Holding onto keys.
Stories don't end just because a chapter's been read.
Sooo…I’m transferring my former campaigns from Mailchimp, but since there is no way to transfer only a few (and not every campaign I’ve ever sent from any mailing list, of which I have a few), I’m manually adding in my favs. For reference: this is from May 2021 :)
Two weeks ago, I finally turned in the keys to our old studio apartment. Keys I should have turned in weeks ago. We had a month’s worth of a lease overlap and so I held on because...well, because.
Because I have a tough time letting go.
Because I struggle moving on from things that are great.
Because I thought maybe if I could hold on a little longer I could preserve all the goodness that was brought to life in those minimal square feet. As if that goodness was fleeting.
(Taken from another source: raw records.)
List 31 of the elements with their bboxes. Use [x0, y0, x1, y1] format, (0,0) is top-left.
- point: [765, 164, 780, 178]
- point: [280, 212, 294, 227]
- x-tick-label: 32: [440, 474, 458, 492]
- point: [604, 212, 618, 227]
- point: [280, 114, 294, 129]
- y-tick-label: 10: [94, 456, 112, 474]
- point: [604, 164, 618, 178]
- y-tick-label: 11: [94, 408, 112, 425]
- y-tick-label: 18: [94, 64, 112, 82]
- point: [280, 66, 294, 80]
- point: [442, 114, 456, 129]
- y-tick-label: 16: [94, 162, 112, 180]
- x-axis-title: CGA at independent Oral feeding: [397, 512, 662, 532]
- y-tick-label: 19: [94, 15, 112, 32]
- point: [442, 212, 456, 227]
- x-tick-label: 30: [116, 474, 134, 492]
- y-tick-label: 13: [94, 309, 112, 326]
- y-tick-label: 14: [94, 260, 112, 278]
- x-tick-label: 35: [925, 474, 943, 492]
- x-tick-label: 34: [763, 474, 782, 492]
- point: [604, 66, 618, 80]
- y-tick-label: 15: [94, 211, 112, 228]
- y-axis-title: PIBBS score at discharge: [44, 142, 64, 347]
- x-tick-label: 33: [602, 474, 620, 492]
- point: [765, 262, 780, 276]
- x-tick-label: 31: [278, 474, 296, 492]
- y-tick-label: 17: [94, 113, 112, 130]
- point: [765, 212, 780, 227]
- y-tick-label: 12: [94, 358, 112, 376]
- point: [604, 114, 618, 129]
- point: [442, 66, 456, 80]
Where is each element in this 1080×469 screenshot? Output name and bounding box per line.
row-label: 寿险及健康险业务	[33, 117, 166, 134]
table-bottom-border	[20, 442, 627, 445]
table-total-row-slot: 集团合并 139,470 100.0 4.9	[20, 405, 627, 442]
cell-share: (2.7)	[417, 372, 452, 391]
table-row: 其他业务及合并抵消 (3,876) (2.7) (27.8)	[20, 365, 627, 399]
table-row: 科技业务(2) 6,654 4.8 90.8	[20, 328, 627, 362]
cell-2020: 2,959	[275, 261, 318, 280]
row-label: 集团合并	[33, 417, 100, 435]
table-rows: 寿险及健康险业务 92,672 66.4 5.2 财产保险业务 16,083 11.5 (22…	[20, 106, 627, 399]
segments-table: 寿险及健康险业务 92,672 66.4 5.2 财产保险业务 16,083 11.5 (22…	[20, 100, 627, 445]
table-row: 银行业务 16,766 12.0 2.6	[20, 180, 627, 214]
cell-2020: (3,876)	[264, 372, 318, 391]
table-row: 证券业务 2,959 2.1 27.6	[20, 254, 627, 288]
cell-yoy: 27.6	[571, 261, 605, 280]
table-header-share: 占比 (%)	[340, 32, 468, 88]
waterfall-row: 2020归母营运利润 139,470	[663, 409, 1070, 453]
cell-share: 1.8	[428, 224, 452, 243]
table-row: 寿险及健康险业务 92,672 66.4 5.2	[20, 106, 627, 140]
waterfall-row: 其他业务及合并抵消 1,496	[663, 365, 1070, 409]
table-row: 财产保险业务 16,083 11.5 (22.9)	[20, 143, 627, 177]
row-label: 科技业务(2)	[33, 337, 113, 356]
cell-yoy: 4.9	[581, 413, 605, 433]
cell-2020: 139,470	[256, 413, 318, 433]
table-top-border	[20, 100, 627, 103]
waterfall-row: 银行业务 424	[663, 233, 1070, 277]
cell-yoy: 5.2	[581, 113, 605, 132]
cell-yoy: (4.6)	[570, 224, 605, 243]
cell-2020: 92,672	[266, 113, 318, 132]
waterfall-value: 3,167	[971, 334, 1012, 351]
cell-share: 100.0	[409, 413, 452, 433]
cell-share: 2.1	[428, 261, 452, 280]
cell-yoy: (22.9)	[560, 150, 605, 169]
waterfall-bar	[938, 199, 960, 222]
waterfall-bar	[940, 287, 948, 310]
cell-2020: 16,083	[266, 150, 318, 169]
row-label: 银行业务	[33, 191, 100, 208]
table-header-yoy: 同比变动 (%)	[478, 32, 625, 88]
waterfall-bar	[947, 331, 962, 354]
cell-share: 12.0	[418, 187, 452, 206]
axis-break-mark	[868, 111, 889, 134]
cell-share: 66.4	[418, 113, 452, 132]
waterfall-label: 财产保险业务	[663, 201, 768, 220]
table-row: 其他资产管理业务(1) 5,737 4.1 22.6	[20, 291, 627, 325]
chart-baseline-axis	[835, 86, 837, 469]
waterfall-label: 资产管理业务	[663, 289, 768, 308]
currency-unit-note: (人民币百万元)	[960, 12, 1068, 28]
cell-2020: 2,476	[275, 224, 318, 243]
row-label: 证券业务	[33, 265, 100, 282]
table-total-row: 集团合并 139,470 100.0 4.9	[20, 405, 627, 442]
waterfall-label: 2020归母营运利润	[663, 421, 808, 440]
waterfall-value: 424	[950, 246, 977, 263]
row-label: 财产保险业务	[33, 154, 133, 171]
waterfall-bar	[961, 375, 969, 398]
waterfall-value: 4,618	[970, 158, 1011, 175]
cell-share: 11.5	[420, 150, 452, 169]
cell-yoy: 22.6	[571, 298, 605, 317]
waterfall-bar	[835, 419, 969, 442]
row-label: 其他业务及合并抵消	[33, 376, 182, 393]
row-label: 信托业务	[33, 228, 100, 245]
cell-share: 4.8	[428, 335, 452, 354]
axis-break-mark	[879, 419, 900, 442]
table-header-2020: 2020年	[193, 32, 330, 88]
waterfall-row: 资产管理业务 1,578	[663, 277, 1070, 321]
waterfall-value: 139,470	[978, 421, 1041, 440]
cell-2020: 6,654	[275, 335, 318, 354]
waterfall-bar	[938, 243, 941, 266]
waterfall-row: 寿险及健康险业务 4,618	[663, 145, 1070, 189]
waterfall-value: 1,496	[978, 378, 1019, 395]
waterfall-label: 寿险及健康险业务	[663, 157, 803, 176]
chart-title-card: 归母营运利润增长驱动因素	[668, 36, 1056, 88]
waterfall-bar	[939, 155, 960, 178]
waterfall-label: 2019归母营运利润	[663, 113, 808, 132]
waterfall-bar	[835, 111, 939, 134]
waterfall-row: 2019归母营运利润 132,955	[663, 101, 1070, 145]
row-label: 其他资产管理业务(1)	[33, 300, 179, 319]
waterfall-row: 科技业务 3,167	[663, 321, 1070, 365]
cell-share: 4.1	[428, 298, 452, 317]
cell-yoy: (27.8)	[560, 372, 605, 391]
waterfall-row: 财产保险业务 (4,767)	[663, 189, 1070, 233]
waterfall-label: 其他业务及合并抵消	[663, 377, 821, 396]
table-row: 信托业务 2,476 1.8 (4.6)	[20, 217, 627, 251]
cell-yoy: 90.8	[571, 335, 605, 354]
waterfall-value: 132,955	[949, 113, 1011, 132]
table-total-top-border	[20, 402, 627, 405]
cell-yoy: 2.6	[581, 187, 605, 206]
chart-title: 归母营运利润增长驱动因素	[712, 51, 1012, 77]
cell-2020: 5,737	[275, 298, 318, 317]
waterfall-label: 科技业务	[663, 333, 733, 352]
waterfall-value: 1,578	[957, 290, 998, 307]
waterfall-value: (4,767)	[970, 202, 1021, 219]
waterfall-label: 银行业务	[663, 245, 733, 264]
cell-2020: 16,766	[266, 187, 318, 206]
For those new here: my husband, pup and I spent all of 2020 in a 470 sq ft box in the Manhattan sky (aka studio apartment). And then two years before that. I was so skeptical this would work and thought it would be a relationship disaster. But Jeremy insisted, and he’s got a great track record (he’d found our last two apartments before this, both of which I adored), so I figured I’d humor him and stick it out a year.
But joke’s on me, because not only did it become my favorite apartment I’ve ever lived in, but it was the place our relationship has grown/thrived the most. And that’s mostly because it’s where WE have grown/thrived the most.
And I think that by holding onto the keys, I’ve been harboring some fear that maybe we’ll go backwards.
This has shown up in other aspects of my life, too. Avoiding anywhere that requires a substantial subway trip, out of fear I’ll get back into a routine of over-scheduling myself.
What I’ve learned I need to learn, over and over and over again, is that stories don't end just because a chapter's been read.
Every event I’m going to be doing for quite some time will be centered, in some way, around creating YOUR New Normal. A New Normal that isn’t just soul-filling, but actually sustainable. Moving forward into it fearlessly, with your fear less than your faith. Where you’re not clinging desperately to what was out of fear of what could be.
There is no “back to normal” because there is no “back to” anything.
It’s all about creating what’s next, and next, and next. As the saying goes, “Anything that’s meant to be yours cannot be taken away.” And also, as the saying goes, “Don’t look back; you’re not going that way.”
As for our apartment? We’ve got 1 year in this new home of ours, then onto (hopefully) a more long-term place to nest. I’m beginning to embrace the idea that all the transformation that’s transpired for me over the last year-plus is now a part of me. My surroundings might change, my days might look different, but what’s mine is mine for keeps.
And, there’s so much good ahead.
I don’t want to spend this next year so busy longing for a chapter I’ve already read that I miss the one unfolding in front of me right now.